A growing number of studies, including one I recently published with our colleague Dr. Andre Carvalho from CAMH, show there are disproportionate rates of clinical depression and anxiety amongst patients suffering from HS. The research found that the overall prevalence of depression and anxiety amongst patients with HS was 16.9% and 4.9% respectively, which is roughly twice that of the general population. These results suggest that there is a need to develop and implement strategies to better integrate mental health into the management of these patients. The impact of these skin diseases and disorders on person’s sense of wellbeing cannot be underestimated.
How has care delivery in the Division of Dermatology been shaped by the COVID-19 pandemic?
COVID-19 has fueled a rapid acceleration of virtual care in dermatology. Dr. Trevor Champagne is leading several new programs to assist with patient assessment. In Toronto, and across Ontario, more than 3,000 patients have already benefited from this initiative. Trevor is currently piloting a Women’s College Hospital program that offers rapid virtual assessments for in-patients at Unity Health/St. Michael’s and Sinai Health System/Mount Sinai Hospitals.
But, virtual care had been integrated into our dermatology care prior to the pandemic. We had completed more than 2,300 consultations in underserviced communities across Ontario — identifying and forming a plan to treat potentially deadly skin cancers within hours instead of months. Virtual care also enabled us to provide 473 family practice consultations, which prevented up to 400 in-person visits and improved response times to under 24 hours, on average.
What’s your vision for the Department of Medicine’s Division of Dermatology and academic Dermatology in Canada?
I’d like the Division of Dermatology to be recognized as a leader in educating and training academic dermatologists — those clinicians who want to address the complications and challenges of severe skin diseases. We are currently training 35 residents: one third of Canada’s dermatology trainees.
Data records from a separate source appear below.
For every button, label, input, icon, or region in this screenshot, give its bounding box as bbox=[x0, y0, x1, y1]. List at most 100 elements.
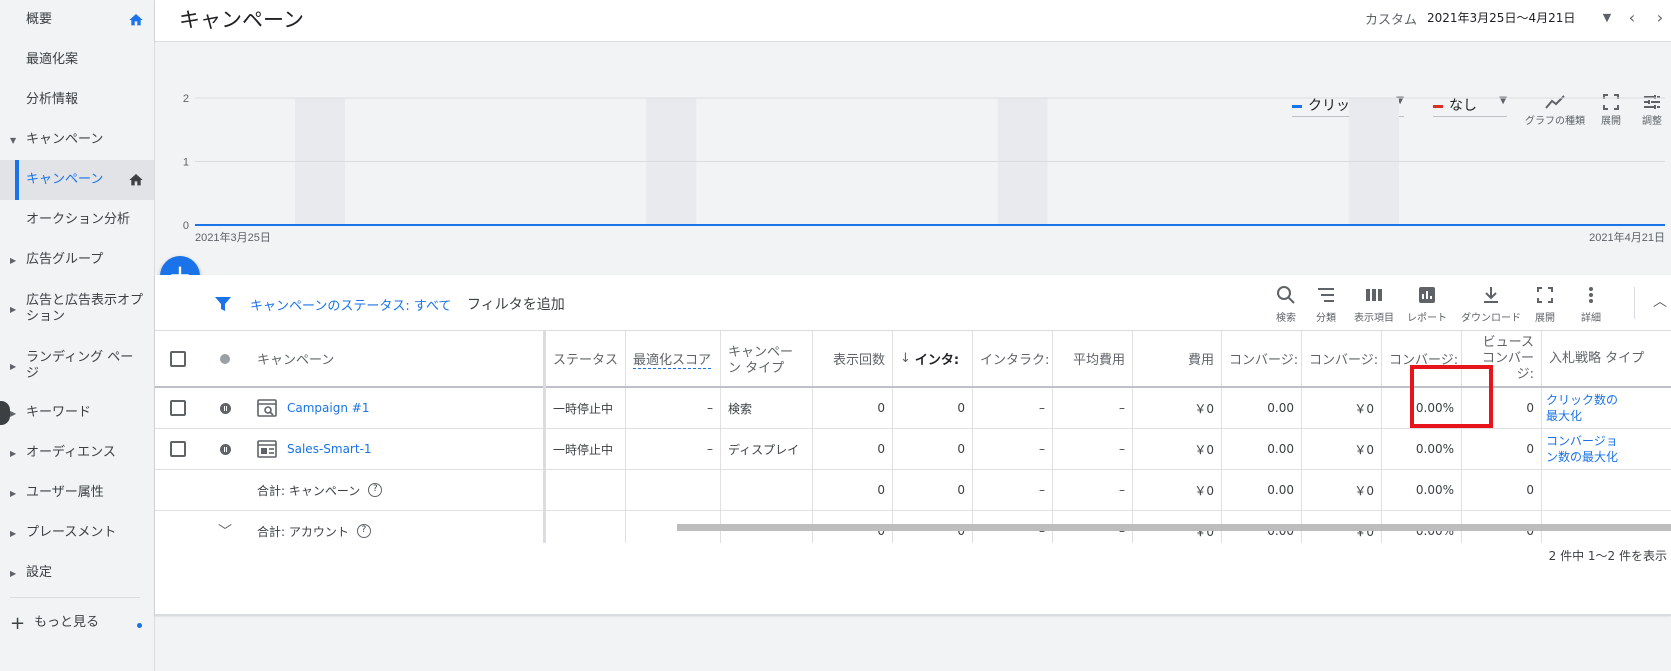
caret-right-icon: ▶ bbox=[10, 361, 17, 371]
sidebar-more-button[interactable]: + もっと見る bbox=[0, 603, 154, 643]
row-status-cell bbox=[200, 429, 250, 469]
sidebar-item-auction-insights[interactable]: オークション分析 bbox=[0, 200, 154, 240]
help-icon[interactable]: ? bbox=[356, 524, 371, 538]
sidebar-item-ad-groups[interactable]: ▶ 広告グループ bbox=[0, 240, 154, 280]
table-tool-label: 展開 bbox=[1535, 313, 1555, 324]
table-tool-label: 検索 bbox=[1276, 313, 1296, 324]
sidebar-item-audiences[interactable]: ▶ オーディエンス bbox=[0, 433, 154, 473]
caret-right-icon: ▶ bbox=[10, 568, 17, 578]
avg-cost-cell: – bbox=[1053, 388, 1133, 428]
empty-cell bbox=[721, 470, 813, 510]
avg-cost-cell: – bbox=[1053, 429, 1133, 469]
chevron-right-icon[interactable]: › bbox=[1649, 7, 1671, 29]
table-tool-label: 分類 bbox=[1316, 313, 1336, 324]
table-tool-label: レポート bbox=[1407, 313, 1447, 324]
home-icon bbox=[129, 14, 143, 26]
total-label-cell: 合計: キャンペーン ? bbox=[250, 470, 543, 510]
sidebar-item-campaigns[interactable]: キャンペーン bbox=[0, 160, 154, 200]
sidebar-item-placements[interactable]: ▶ プレースメント bbox=[0, 513, 154, 553]
sidebar-divider bbox=[10, 597, 140, 598]
sidebar-item-label: ユーザー属性 bbox=[26, 485, 104, 500]
col-interaction-rate[interactable]: インタラク: bbox=[973, 331, 1053, 386]
filter-icon[interactable] bbox=[214, 295, 232, 313]
status-cell[interactable]: 一時停止中 bbox=[546, 388, 626, 428]
sidebar-item-label: 広告グループ bbox=[26, 252, 104, 267]
display-campaign-icon bbox=[257, 440, 277, 458]
filter-chip-status[interactable]: キャンペーンのステータス: すべて bbox=[250, 295, 451, 314]
chart-plot: 2 1 0 2021年3月25日 2021年4月21日 bbox=[183, 93, 1665, 244]
bid-strategy-link[interactable]: クリック数の最大化 bbox=[1542, 388, 1622, 428]
campaign-link[interactable]: Sales-Smart-1 bbox=[287, 442, 372, 456]
add-filter-button[interactable]: フィルタを追加 bbox=[467, 294, 565, 314]
status-cell[interactable]: 一時停止中 bbox=[546, 429, 626, 469]
conv-rate-cell: 0.00% bbox=[1382, 470, 1462, 510]
table-report-button[interactable]: レポート bbox=[1395, 285, 1459, 324]
table-row: Sales-Smart-1 一時停止中 – ディスプレイ 0 0 – – ￥0 … bbox=[155, 429, 1671, 470]
date-range-picker[interactable]: 2021年3月25日～4月21日 bbox=[1427, 9, 1575, 26]
col-cost-per-conv[interactable]: コンバージ: bbox=[1302, 331, 1382, 386]
empty-cell bbox=[626, 470, 721, 510]
row-checkbox[interactable] bbox=[169, 400, 186, 416]
paused-icon[interactable] bbox=[219, 402, 231, 414]
select-all-checkbox[interactable] bbox=[169, 350, 186, 367]
col-opt-score-label: 最適化スコア bbox=[633, 349, 712, 369]
col-impressions[interactable]: 表示回数 bbox=[813, 331, 893, 386]
row-checkbox[interactable] bbox=[169, 441, 186, 457]
sidebar-item-ads-extensions[interactable]: ▶ 広告と広告表示オプション bbox=[0, 286, 154, 332]
sidebar-more-label: もっと見る bbox=[34, 615, 100, 630]
help-icon[interactable]: ? bbox=[368, 483, 383, 497]
sidebar-item-settings[interactable]: ▶ 設定 bbox=[0, 553, 154, 593]
sidebar-item-label: 分析情報 bbox=[26, 92, 79, 107]
caret-right-icon: ▶ bbox=[10, 304, 17, 314]
date-dropdown-icon[interactable]: ▼ bbox=[1596, 7, 1618, 29]
status-dot-cell bbox=[200, 331, 250, 386]
sidebar-group-campaigns[interactable]: ▼ キャンペーン bbox=[0, 120, 154, 160]
sidebar-item-insights[interactable]: 分析情報 bbox=[0, 80, 154, 120]
sidebar-item-keywords[interactable]: ▶ キーワード bbox=[0, 393, 154, 433]
col-opt-score[interactable]: 最適化スコア bbox=[626, 331, 721, 386]
cost-per-conv-cell: ￥0 bbox=[1302, 388, 1382, 428]
sidebar-item-label: オーディエンス bbox=[26, 445, 116, 460]
col-avg-cost[interactable]: 平均費用 bbox=[1053, 331, 1133, 386]
paused-icon[interactable] bbox=[219, 443, 231, 455]
col-conversions[interactable]: コンバージ: bbox=[1222, 331, 1302, 386]
empty-cell bbox=[546, 511, 626, 543]
bid-strategy-link[interactable]: コンバージョン数の最大化 bbox=[1542, 429, 1622, 469]
caret-right-icon: ▶ bbox=[10, 528, 17, 538]
col-campaign[interactable]: キャンペーン bbox=[250, 331, 543, 386]
date-preset-label: カスタム bbox=[1365, 13, 1418, 28]
chevron-down-icon[interactable]: ﹀ bbox=[218, 521, 232, 541]
filter-bar: キャンペーンのステータス: すべて フィルタを追加 検索 分類 表示項目 レポー… bbox=[155, 275, 1671, 331]
col-bid-strategy[interactable]: 入札戦略 タイプ bbox=[1542, 331, 1671, 386]
card-bottom-divider bbox=[155, 614, 1671, 616]
campaign-link[interactable]: Campaign #1 bbox=[287, 401, 369, 415]
campaign-table-card: キャンペーンのステータス: すべて フィルタを追加 検索 分類 表示項目 レポー… bbox=[155, 275, 1671, 615]
columns-icon bbox=[1366, 289, 1382, 301]
sidebar-item-recommendations[interactable]: 最適化案 bbox=[0, 40, 154, 80]
horizontal-scrollbar[interactable] bbox=[677, 524, 1671, 531]
col-status[interactable]: ステータス bbox=[546, 331, 626, 386]
table-more-button[interactable]: 詳細 bbox=[1559, 285, 1623, 324]
interactions-cell: 0 bbox=[893, 470, 973, 510]
y-tick-label: 1 bbox=[183, 157, 189, 169]
campaign-type-cell: ディスプレイ bbox=[721, 429, 813, 469]
fullscreen-icon bbox=[1537, 287, 1553, 303]
chevron-up-icon[interactable]: ︿ bbox=[1653, 291, 1667, 311]
col-campaign-type[interactable]: キャンペーン タイプ bbox=[721, 331, 813, 386]
caret-right-icon: ▶ bbox=[10, 448, 17, 458]
col-cost[interactable]: 費用 bbox=[1133, 331, 1222, 386]
chevron-left-icon[interactable]: ‹ bbox=[1621, 7, 1643, 29]
sidebar: 概要 最適化案 分析情報 ▼ キャンペーン キャンペーン オークション分析 ▶ … bbox=[0, 0, 155, 671]
caret-right-icon: ▶ bbox=[10, 255, 17, 265]
frozen-column-divider bbox=[543, 331, 546, 543]
sidebar-item-overview[interactable]: 概要 bbox=[0, 0, 154, 40]
conversions-cell: 0.00 bbox=[1222, 470, 1302, 510]
x-start-label: 2021年3月25日 bbox=[195, 230, 271, 244]
caret-right-icon: ▶ bbox=[10, 408, 17, 418]
status-filter-dot[interactable] bbox=[220, 353, 230, 364]
sidebar-item-landing-pages[interactable]: ▶ ランディング ページ bbox=[0, 343, 154, 389]
col-interactions-label: インタ: bbox=[914, 353, 960, 368]
col-interactions[interactable]: ↓ インタ: bbox=[893, 331, 973, 386]
sidebar-item-demographics[interactable]: ▶ ユーザー属性 bbox=[0, 473, 154, 513]
table-tool-label: 詳細 bbox=[1581, 313, 1601, 324]
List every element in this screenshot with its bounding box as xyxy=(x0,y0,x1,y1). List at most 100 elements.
I would like to recruit more full-time academic dermatologists so that we can be more easily accessible to our colleagues in other subspecialities who may be dealing with patients with autoimmune diseases, complicated wounds and adverse dermatological responses to drug therapies in the ICU or transplant wards, for example.
The vision I have for academic dermatology in Canada is starting to take shape. We were recently awarded $1.2M in research funding through the Canadian Institutes of Health Research Network Catalyst Grant to establish SkIN Canada – the first national skin research network, led by Dr. An-Wen Chan.
Bringing together multidisciplinary teams, including patients, clinicians and scientists, the SkIN Canada network is positioned to conduct research designed to elucidate barriers and facilitate optimal care that will be translated into improved care for Canadians with skin conditions. Additionally, the network’s annual training boot camps, trainee exchanges and leadership positions for early-career investigators will help develop the next generation of research leaders in dermatology.